Kolom Amien Rais

Arsip per tahun: 2000 | 2001 | 2002

BERITA | FREE E-MAIL | KOMUNITAS | CHAT | i-GUIDE
| Cover | Laporan Utama | Laporan Khusus | Tajuk | Kolom Amien Rais | Adilan Adilun |
Rabu, 10/01/2001
 

Masalah Utama Tahun 2001

Adil - Al-Quran surat Al-Hasyr memperingatkan kepada kaum beriman untuk selalu bertakwa kepada Tuhan, dan agar masing-masing jiwa menoleh masa lalunya, serta menjadikannya sebagai bekal untuk menghadapi masa depan. Dalam surat itu diingatkan sekali lagi, supaya manusia beriman tetap bertakwa pada Tuhan, karena Tuhan Mahamengetahui apa-apa yang dikerjakan manusia.

Ayat tersebut selalu dibaca oleh para khatib dan mubalig, setiap ada pergantian tahun --baik tahun hijriyah maupun tahun masehi. Bahwa Al-Quran mendorong kita untuk memiliki kesadaran waktu dan kesadaran sejarah, kita semua telah mengetahuinya. Namun terkadang antara mengetahui dan menyadari untuk kemudian mengambil rangkaian aksi, memang dua hal yang berbeda.

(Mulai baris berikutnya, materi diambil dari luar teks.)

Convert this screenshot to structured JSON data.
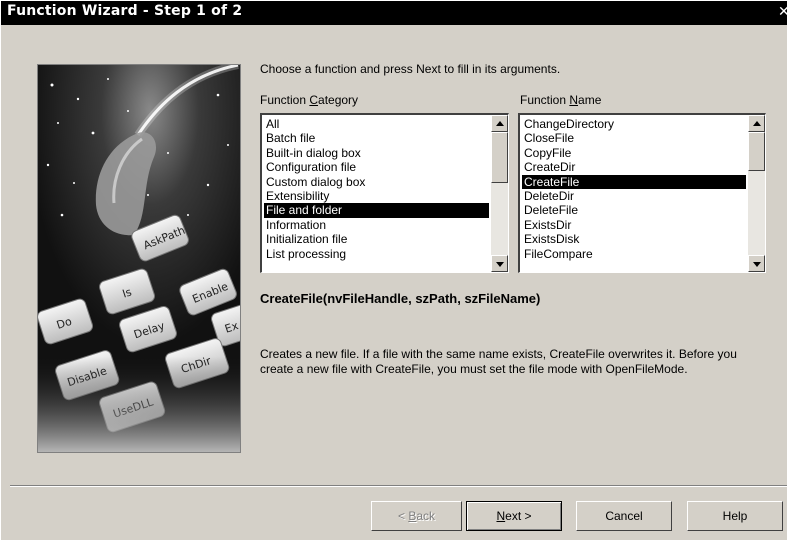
{
  "window": {
    "title": "Function Wizard - Step 1 of 2",
    "close_glyph": "✕"
  },
  "intro_text": "Choose a function and press Next to fill in its arguments.",
  "category": {
    "label_prefix": "Function ",
    "label_accel": "C",
    "label_suffix": "ategory",
    "items": [
      "All",
      "Batch file",
      "Built-in dialog box",
      "Configuration file",
      "Custom dialog box",
      "Extensibility",
      "File and folder",
      "Information",
      "Initialization file",
      "List processing"
    ],
    "selected": "File and folder"
  },
  "function_name": {
    "label_prefix": "Function ",
    "label_accel": "N",
    "label_suffix": "ame",
    "items": [
      "ChangeDirectory",
      "CloseFile",
      "CopyFile",
      "CreateDir",
      "CreateFile",
      "DeleteDir",
      "DeleteFile",
      "ExistsDir",
      "ExistsDisk",
      "FileCompare"
    ],
    "selected": "CreateFile"
  },
  "signature": "CreateFile(nvFileHandle, szPath, szFileName)",
  "description": "Creates a new file. If a file with the same name exists, CreateFile overwrites it. Before you create a new file with CreateFile, you must set the file mode with OpenFileMode.",
  "art_keys": [
    "AskPath",
    "Enable",
    "Is",
    "Do",
    "Delay",
    "Disable",
    "ChDir",
    "UseDLL",
    "Ex"
  ],
  "buttons": {
    "back": {
      "prefix": "< ",
      "accel": "B",
      "suffix": "ack",
      "enabled": false
    },
    "next": {
      "prefix": "",
      "accel": "N",
      "suffix": "ext >",
      "enabled": true
    },
    "cancel": {
      "label": "Cancel"
    },
    "help": {
      "label": "Help"
    }
  },
  "colors": {
    "dialog_bg": "#d4d0c8",
    "titlebar_bg": "#000000",
    "selection_bg": "#000000"
  }
}
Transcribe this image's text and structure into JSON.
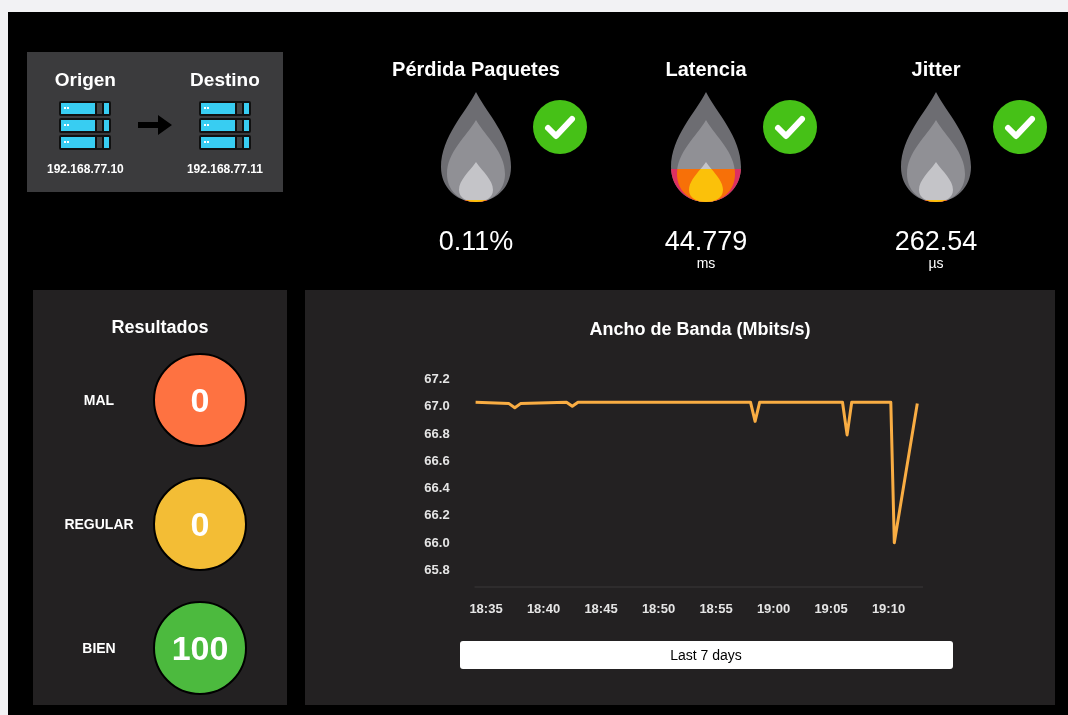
{
  "route": {
    "source": {
      "title": "Origen",
      "ip": "192.168.77.10"
    },
    "destination": {
      "title": "Destino",
      "ip": "192.168.77.11"
    }
  },
  "gauges": [
    {
      "title": "Pérdida Paquetes",
      "kind": "cool",
      "ok": true,
      "value": "0.11%"
    },
    {
      "title": "Latencia",
      "kind": "warm",
      "ok": true,
      "value": "44.779",
      "unit": "ms"
    },
    {
      "title": "Jitter",
      "kind": "cool",
      "ok": true,
      "value": "262.54",
      "unit": "µs"
    }
  ],
  "results": {
    "title": "Resultados",
    "items": [
      {
        "label": "MAL",
        "count": "0",
        "color": "#fe7241"
      },
      {
        "label": "REGULAR",
        "count": "0",
        "color": "#f3bd35"
      },
      {
        "label": "BIEN",
        "count": "100",
        "color": "#4cba3e"
      }
    ]
  },
  "bandwidth": {
    "chart_data": {
      "type": "line",
      "title": "Ancho de Banda (Mbits/s)",
      "x": [
        1114.1,
        1117,
        1117.5,
        1118,
        1122,
        1122.5,
        1123,
        1138,
        1138.4,
        1138.8,
        1146,
        1146.4,
        1146.8,
        1150.2,
        1150.5,
        1152.5
      ],
      "series": [
        {
          "color": "#f9ad43",
          "values": [
            67.03,
            67.02,
            66.99,
            67.02,
            67.03,
            67.0,
            67.03,
            67.03,
            66.89,
            67.03,
            67.03,
            66.79,
            67.03,
            67.03,
            66.0,
            67.02
          ]
        }
      ],
      "xlim": [
        1114,
        1153
      ],
      "ylim": [
        65.8,
        67.2
      ],
      "xticks": [
        {
          "value": 1115,
          "label": "18:35"
        },
        {
          "value": 1120,
          "label": "18:40"
        },
        {
          "value": 1125,
          "label": "18:45"
        },
        {
          "value": 1130,
          "label": "18:50"
        },
        {
          "value": 1135,
          "label": "18:55"
        },
        {
          "value": 1140,
          "label": "19:00"
        },
        {
          "value": 1145,
          "label": "19:05"
        },
        {
          "value": 1150,
          "label": "19:10"
        }
      ],
      "yticks": [
        {
          "value": 67.2,
          "label": "67.2"
        },
        {
          "value": 67.0,
          "label": "67.0"
        },
        {
          "value": 66.8,
          "label": "66.8"
        },
        {
          "value": 66.6,
          "label": "66.6"
        },
        {
          "value": 66.4,
          "label": "66.4"
        },
        {
          "value": 66.2,
          "label": "66.2"
        },
        {
          "value": 66.0,
          "label": "66.0"
        },
        {
          "value": 65.8,
          "label": "65.8"
        }
      ]
    },
    "range_button": "Last 7 days"
  }
}
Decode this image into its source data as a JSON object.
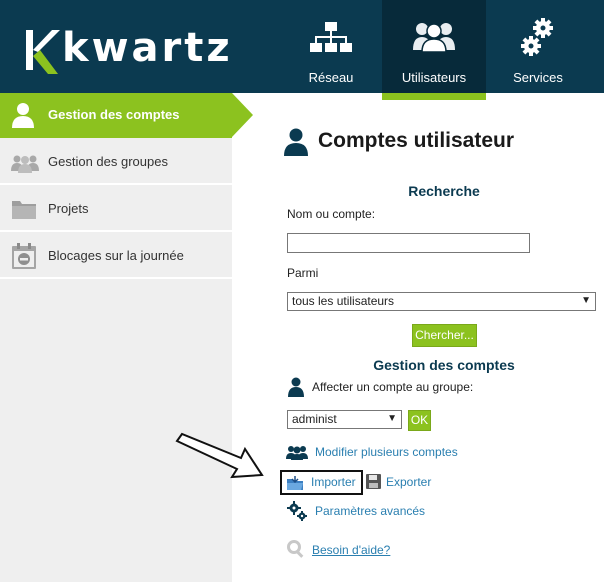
{
  "brand": {
    "logo_text": "kwartz",
    "accent": "#8cc21f",
    "header_bg": "#0b3a50"
  },
  "nav": [
    {
      "label": "Réseau",
      "icon": "network-icon",
      "active": false
    },
    {
      "label": "Utilisateurs",
      "icon": "users-icon",
      "active": true
    },
    {
      "label": "Services",
      "icon": "gears-icon",
      "active": false
    }
  ],
  "sidebar": {
    "items": [
      {
        "label": "Gestion des comptes",
        "icon": "user-icon",
        "active": true
      },
      {
        "label": "Gestion des groupes",
        "icon": "groups-icon",
        "active": false
      },
      {
        "label": "Projets",
        "icon": "folder-icon",
        "active": false
      },
      {
        "label": "Blocages sur la journée",
        "icon": "calendar-block-icon",
        "active": false
      }
    ]
  },
  "main": {
    "title": "Comptes utilisateur",
    "search": {
      "heading": "Recherche",
      "name_label": "Nom ou compte:",
      "name_value": "",
      "among_label": "Parmi",
      "among_value": "tous les utilisateurs",
      "search_button": "Chercher..."
    },
    "accounts": {
      "heading": "Gestion des comptes",
      "assign_label": "Affecter un compte au groupe:",
      "group_value": "administ",
      "ok_button": "OK",
      "modify_link": "Modifier plusieurs comptes",
      "import_link": "Importer",
      "export_link": "Exporter",
      "advanced_link": "Paramètres avancés",
      "help_link": "Besoin d'aide?"
    }
  }
}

Kalau hanya sekadar mengetahui dan pengetahuan itu dijadikan pengetahuan yang pasif tanpa menimbulkan aksi apapun, maka pengetahuan menjadi sia-sia belaka. Kitab Suci mengajarkan pada kita, agar seorang mukmin setelah mengetahui perintah wahyu, kemudian melakukan pertimbangan-pertimbangan rasional dan akhirnya menggerakkan langkah untuk memperbaiki kehidupannya sehingga lebih bagus dari masa lalu.

Dalam kaitan ini menarik kita simak, bahwa banyak pengamat yang mengatakan pemerintahan Abdurrahman Wahid dalam banyak hal ternyata merosot dibandingkan pemerintahan yang digantikannya. Tidak kurang dari seorang Indonesianis wartawan majalah terkemuka Far Eastern Economic Review (FEER), Michael Vatikiotis, mengatakan pemerintahan Abdurrahman Wahid lebih ceroboh dan ada gejala lebih korup dibandingkan pemerintahan Soeharto.

Tentu Vatikiotis tidak bicara asal-asalan. Dia telah mengarang sebuah buku yang cukup analistis dan objektif mengenai Indonesia, sehingga pengetahuannya tentang negara kita tidak perlu diragukan. Tidak bisa dipungkiri, bahwa citra Indonesia di mata internasional memang semakin merosot. Indonesia di luar negeri dikenal sebagai negara dengan catatan korupsi paling tinggi. Kita dikenal di luar negeri sebagai negara yang mempertontonkan banyak kebiadaban yang sangat ekstrem, lebih gawat dari apa yang terjadi di Palestina, Bosnia Herzegovina, dll. Indonesia juga tercatat sebagai negara dengan SDM yang sangat terkebelakang.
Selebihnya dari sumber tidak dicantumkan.